君に何度でも恋をする | ナノ

呼び出し3


目の前に正座をして腕を組んでいる哲也がいて。

何故かその隣にもう一人の兄貴、健ちゃんが眉毛を下げて座っていた。

私と良平くんも正座で座って哲也の言葉を待つ。


「どうなってるか俺に分かるようにちゃんと説明しろ、アキラ」


…決して私を責めない哲也はある意味、過保護だと思う。

どう見ても私が悪いというのに、哲也の視線はさっきからずっと良平くんを睨みつけている。

だから…――


「てっちゃんあのね、」

「ユヅキは黙ってろ。
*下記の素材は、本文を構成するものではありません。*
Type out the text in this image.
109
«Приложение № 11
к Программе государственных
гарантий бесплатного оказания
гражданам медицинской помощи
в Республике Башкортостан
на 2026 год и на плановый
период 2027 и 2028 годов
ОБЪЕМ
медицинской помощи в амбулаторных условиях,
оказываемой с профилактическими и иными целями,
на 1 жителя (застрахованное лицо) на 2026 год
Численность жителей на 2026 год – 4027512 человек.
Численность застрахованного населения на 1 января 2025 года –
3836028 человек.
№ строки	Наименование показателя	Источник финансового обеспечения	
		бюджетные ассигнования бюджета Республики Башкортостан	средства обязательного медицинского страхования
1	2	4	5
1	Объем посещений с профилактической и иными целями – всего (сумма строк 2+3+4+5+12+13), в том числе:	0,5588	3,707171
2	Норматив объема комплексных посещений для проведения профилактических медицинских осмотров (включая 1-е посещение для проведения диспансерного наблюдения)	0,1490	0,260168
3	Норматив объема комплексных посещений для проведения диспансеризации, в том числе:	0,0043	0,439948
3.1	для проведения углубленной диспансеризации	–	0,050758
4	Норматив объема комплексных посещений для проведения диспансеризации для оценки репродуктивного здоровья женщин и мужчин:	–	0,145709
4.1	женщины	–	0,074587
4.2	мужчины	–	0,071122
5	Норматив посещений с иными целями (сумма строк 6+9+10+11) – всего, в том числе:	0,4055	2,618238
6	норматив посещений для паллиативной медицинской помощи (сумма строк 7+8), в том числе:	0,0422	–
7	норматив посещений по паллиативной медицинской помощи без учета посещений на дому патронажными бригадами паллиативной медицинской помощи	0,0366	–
アキラに聞いてる!」

「でも…」

「お前の話もちゃんと聞くから、アキラの口から説明させろ。俺にモノ言うんだからそうとうの覚悟でここにいるはずだ!」


そうかも、しれないけど…

そんな怖い顔で睨むことないのに。

チラリと隣の健ちゃんを見ると、目が合って目尻を下げて小さく微笑んだ。


――こうなったら俺は止められない――


まるでそんな風に言いそうな健ちゃんに、私も静かに微笑み返した。


「ずっとユヅキちゃんのこと忘れられなくて、どうしても逢いたくて日本に戻ってきた。当たり前に俺以外の…啓司と付き合っていたから諦めるつもりだった。けどできなかった。啓司裏切ってまでも欲しくて…――すいません、手出しました」


ガバっと良平くんが床に頭突きする勢いで土下座をした。


「啓司どーすんだよ?」

「俺からちゃんと伝える」

「許されると思うの?」

「許されなくてもユヅキちゃんは渡さない」


良平くんの言葉に心が熱くなる。

最低な言葉なのにめちゃくちゃ嬉しくって。

思わず頬を緩ませると、いきなり哲也がドンっと床を殴った。

そのまま立ち上がって良平くんの胸倉を掴みかかる。

慌てて健ちゃんが哲也をはがいじめにして止めた。


「哲也落ち着けよ!」

「分かってるよ、分かってるけどさぁ、そんっな嬉しそうな顔させやがって俺のユヅキにっ!腹立つー!」

「殴らないって決めたよね?だから俺のこと呼んだんでしょ?」


健ちゃんの説得に哲也がとうとう私を睨みつけた。

まるで昔の哲也の目付きみたいで、あまり好きではない。

顔を濁す私に哲也がハッとしたように動きを止める。


「もう平気、ケンチ助かった」

「うん…ごめんね、ユヅキ。嫌な顔させて」


優しい健ちゃんの言葉に私は首を振った。